L’échec est devenu une prérogative pour ceux qui s’y sont noyés dès le premier bain. Ce jour-ci, le ruisseau était rouge de nos sangs entremêlés, et noir de nos pensées qui n’aboutiraient jamais –rêves décharnés. L’existence draine nos vies et nous rend secs, immuables face à ces deuils qui s’immiscent jusqu’aux plus profondes de nos rides.

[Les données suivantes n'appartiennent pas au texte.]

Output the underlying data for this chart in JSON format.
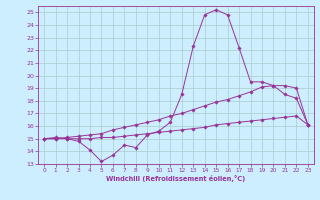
{
  "background_color": "#cceeff",
  "grid_color": "#aacccc",
  "line_color": "#993399",
  "xlabel": "Windchill (Refroidissement éolien,°C)",
  "xlim": [
    -0.5,
    23.5
  ],
  "ylim": [
    13,
    25.5
  ],
  "xticks": [
    0,
    1,
    2,
    3,
    4,
    5,
    6,
    7,
    8,
    9,
    10,
    11,
    12,
    13,
    14,
    15,
    16,
    17,
    18,
    19,
    20,
    21,
    22,
    23
  ],
  "yticks": [
    13,
    14,
    15,
    16,
    17,
    18,
    19,
    20,
    21,
    22,
    23,
    24,
    25
  ],
  "series": [
    {
      "x": [
        0,
        1,
        2,
        3,
        4,
        5,
        6,
        7,
        8,
        9,
        10,
        11,
        12,
        13,
        14,
        15,
        16,
        17,
        18,
        19,
        20,
        21,
        22,
        23
      ],
      "y": [
        15.0,
        15.1,
        15.0,
        14.8,
        14.1,
        13.2,
        13.7,
        14.5,
        14.3,
        15.3,
        15.6,
        16.3,
        18.5,
        22.3,
        24.8,
        25.2,
        24.8,
        22.2,
        19.5,
        19.5,
        19.2,
        18.5,
        18.2,
        16.1
      ]
    },
    {
      "x": [
        0,
        1,
        2,
        3,
        4,
        5,
        6,
        7,
        8,
        9,
        10,
        11,
        12,
        13,
        14,
        15,
        16,
        17,
        18,
        19,
        20,
        21,
        22,
        23
      ],
      "y": [
        15.0,
        15.0,
        15.1,
        15.2,
        15.3,
        15.4,
        15.7,
        15.9,
        16.1,
        16.3,
        16.5,
        16.8,
        17.0,
        17.3,
        17.6,
        17.9,
        18.1,
        18.4,
        18.7,
        19.1,
        19.2,
        19.2,
        19.0,
        16.1
      ]
    },
    {
      "x": [
        0,
        1,
        2,
        3,
        4,
        5,
        6,
        7,
        8,
        9,
        10,
        11,
        12,
        13,
        14,
        15,
        16,
        17,
        18,
        19,
        20,
        21,
        22,
        23
      ],
      "y": [
        15.0,
        15.0,
        15.0,
        15.0,
        15.0,
        15.1,
        15.1,
        15.2,
        15.3,
        15.4,
        15.5,
        15.6,
        15.7,
        15.8,
        15.9,
        16.1,
        16.2,
        16.3,
        16.4,
        16.5,
        16.6,
        16.7,
        16.8,
        16.1
      ]
    }
  ]
}
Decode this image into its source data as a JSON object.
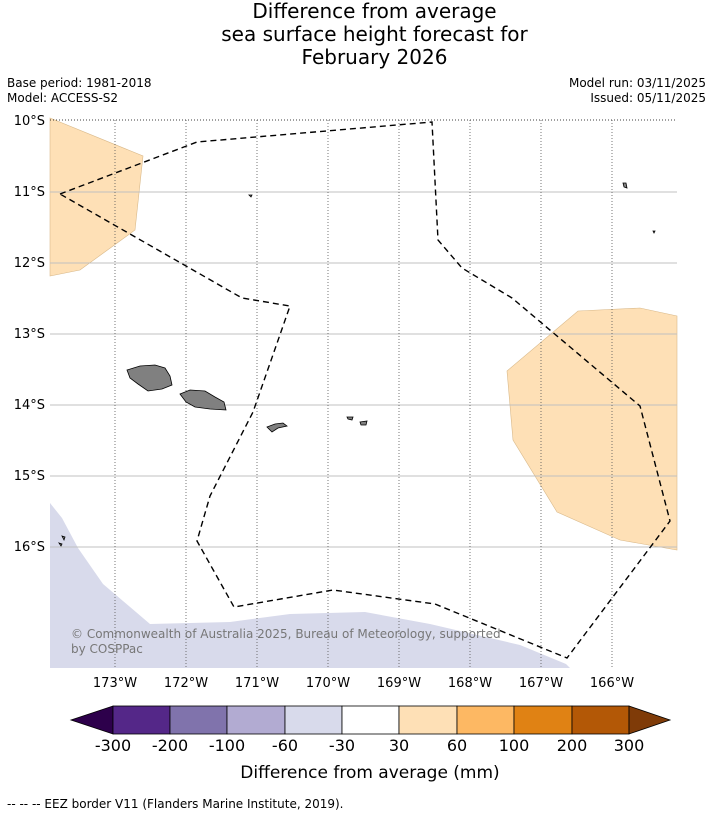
{
  "header": {
    "title_lines": [
      "Difference from average",
      "sea surface height forecast for",
      "February 2026"
    ],
    "base_period": "Base period: 1981-2018",
    "model": "Model: ACCESS-S2",
    "model_run": "Model run: 03/11/2025",
    "issued": "Issued: 05/11/2025"
  },
  "map": {
    "lat_labels": [
      "10°S",
      "11°S",
      "12°S",
      "13°S",
      "14°S",
      "15°S",
      "16°S"
    ],
    "lon_labels": [
      "173°W",
      "172°W",
      "171°W",
      "170°W",
      "169°W",
      "168°W",
      "167°W",
      "166°W"
    ],
    "copyright_lines": [
      "© Commonwealth of Australia 2025, Bureau of Meteorology, supported",
      "by COSPPac"
    ],
    "colors": {
      "land": "#808080",
      "band_30_60": "#fee0b6",
      "band_-60_-30": "#d8daeb",
      "eez_line": "#000000"
    }
  },
  "colorbar": {
    "title": "Difference from average (mm)",
    "tick_labels": [
      "-300",
      "-200",
      "-100",
      "-60",
      "-30",
      "30",
      "60",
      "100",
      "200",
      "300"
    ],
    "colors": [
      "#2d004b",
      "#542788",
      "#8073ac",
      "#b2abd2",
      "#d8daeb",
      "#ffffff",
      "#fee0b6",
      "#fdb863",
      "#e08214",
      "#b35806",
      "#7f3b08"
    ]
  },
  "footer": {
    "legend": "--  --  -- EEZ border V11 (Flanders Marine Institute, 2019)."
  }
}
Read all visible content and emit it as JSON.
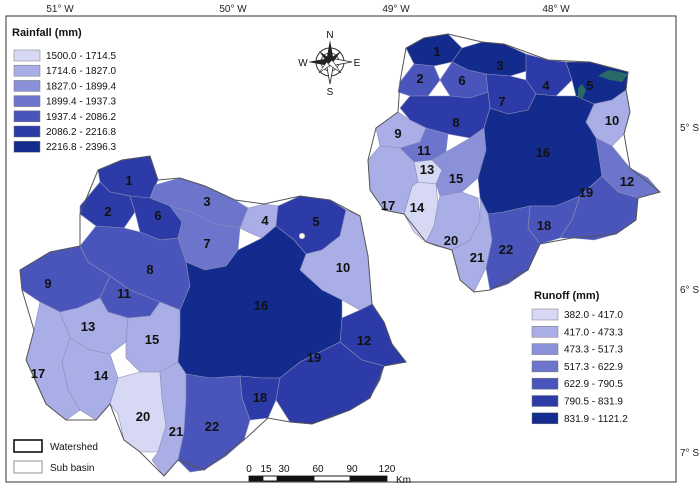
{
  "coords": {
    "top": [
      "51° W",
      "50° W",
      "49° W",
      "48° W"
    ],
    "right": [
      "5° S",
      "6° S",
      "7° S"
    ]
  },
  "compass": {
    "n": "N",
    "s": "S",
    "e": "E",
    "w": "W"
  },
  "rainfall_legend": {
    "title": "Rainfall (mm)",
    "classes": [
      {
        "label": "1500.0 - 1714.5",
        "color": "#d6d8f4"
      },
      {
        "label": "1714.6 - 1827.0",
        "color": "#a9aee6"
      },
      {
        "label": "1827.0 - 1899.4",
        "color": "#8b91d8"
      },
      {
        "label": "1899.4 - 1937.3",
        "color": "#6c74cb"
      },
      {
        "label": "1937.4 - 2086.2",
        "color": "#4a55bb"
      },
      {
        "label": "2086.2 - 2216.8",
        "color": "#2c3ba8"
      },
      {
        "label": "2216.8 - 2396.3",
        "color": "#132b8c"
      }
    ]
  },
  "runoff_legend": {
    "title": "Runoff (mm)",
    "classes": [
      {
        "label": "382.0 - 417.0",
        "color": "#d6d8f4"
      },
      {
        "label": "417.0 - 473.3",
        "color": "#a9aee6"
      },
      {
        "label": "473.3 - 517.3",
        "color": "#8b91d8"
      },
      {
        "label": "517.3 - 622.9",
        "color": "#6c74cb"
      },
      {
        "label": "622.9 - 790.5",
        "color": "#4a55bb"
      },
      {
        "label": "790.5 - 831.9",
        "color": "#2c3ba8"
      },
      {
        "label": "831.9 - 1121.2",
        "color": "#132b8c"
      }
    ]
  },
  "rainfall_map": {
    "subbasins": [
      {
        "id": "1",
        "cls": 5
      },
      {
        "id": "2",
        "cls": 5
      },
      {
        "id": "3",
        "cls": 3
      },
      {
        "id": "4",
        "cls": 1
      },
      {
        "id": "5",
        "cls": 5
      },
      {
        "id": "6",
        "cls": 5
      },
      {
        "id": "7",
        "cls": 3
      },
      {
        "id": "8",
        "cls": 4
      },
      {
        "id": "9",
        "cls": 4
      },
      {
        "id": "10",
        "cls": 1
      },
      {
        "id": "11",
        "cls": 4
      },
      {
        "id": "12",
        "cls": 5
      },
      {
        "id": "13",
        "cls": 1
      },
      {
        "id": "14",
        "cls": 1
      },
      {
        "id": "15",
        "cls": 1
      },
      {
        "id": "16",
        "cls": 6
      },
      {
        "id": "17",
        "cls": 1
      },
      {
        "id": "18",
        "cls": 5
      },
      {
        "id": "19",
        "cls": 5
      },
      {
        "id": "20",
        "cls": 0
      },
      {
        "id": "21",
        "cls": 1
      },
      {
        "id": "22",
        "cls": 4
      }
    ]
  },
  "runoff_map": {
    "subbasins": [
      {
        "id": "1",
        "cls": 6
      },
      {
        "id": "2",
        "cls": 4
      },
      {
        "id": "3",
        "cls": 6
      },
      {
        "id": "4",
        "cls": 5
      },
      {
        "id": "5",
        "cls": 6
      },
      {
        "id": "6",
        "cls": 4
      },
      {
        "id": "7",
        "cls": 5
      },
      {
        "id": "8",
        "cls": 5
      },
      {
        "id": "9",
        "cls": 1
      },
      {
        "id": "10",
        "cls": 1
      },
      {
        "id": "11",
        "cls": 3
      },
      {
        "id": "12",
        "cls": 3
      },
      {
        "id": "13",
        "cls": 0
      },
      {
        "id": "14",
        "cls": 0
      },
      {
        "id": "15",
        "cls": 2
      },
      {
        "id": "16",
        "cls": 6
      },
      {
        "id": "17",
        "cls": 1
      },
      {
        "id": "18",
        "cls": 4
      },
      {
        "id": "19",
        "cls": 4
      },
      {
        "id": "20",
        "cls": 1
      },
      {
        "id": "21",
        "cls": 1
      },
      {
        "id": "22",
        "cls": 4
      }
    ]
  },
  "key": {
    "watershed": "Watershed",
    "subbasin": "Sub basin"
  },
  "scalebar": {
    "ticks": [
      "0",
      "15",
      "30",
      "60",
      "90",
      "120"
    ],
    "unit": "Km"
  }
}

Une telle beauté macabre irradie de Inevitable qu’une écoute en serait presque redoutable. Il est des mélodies qui rentrent en tension directe avec les profondeurs de nos douleurs, car elles ont peut-être été forgées par des douleurs tout aussi grandes. La dépression de None est omniprésente, elle s’incarne dans sa lexie, dans son artwork de mort-bois sépia, et dans l’essence de chacune de ses lentes suppliques crépusculaires. L’aigu tranchant des guitares ouvre les veines du désespoir et répand une distorsion glacée sur le parterre de ces landes oubliées, à peine réanimées le temps d’un regret (« Never Came Home », « Alone, Where I Can See »). Entre les renoncements que mettent en exergue des screams glacés, un long intermezzo de synthétiseurs apparaît, virgule mélancolique dans l’éternité qui décroît (« My Gift », « Locked, Empty Room »).
L’agonie aura trouvé un terme, une délivrance, avec le dévastateur « Rest ». Le chagrin peut enfin consommer sa fin, la tristesse de None s’évapore dans une dernière ruée d’émotions, et se scelle dans un murmure. Un guide sort des brumes de l’extinction et vient vous prendre par la main. Il sera votre boussole à travers ces landes. Marchez, amoureux du jamais, retrouvez-vous dans l’immatérialité irradiée.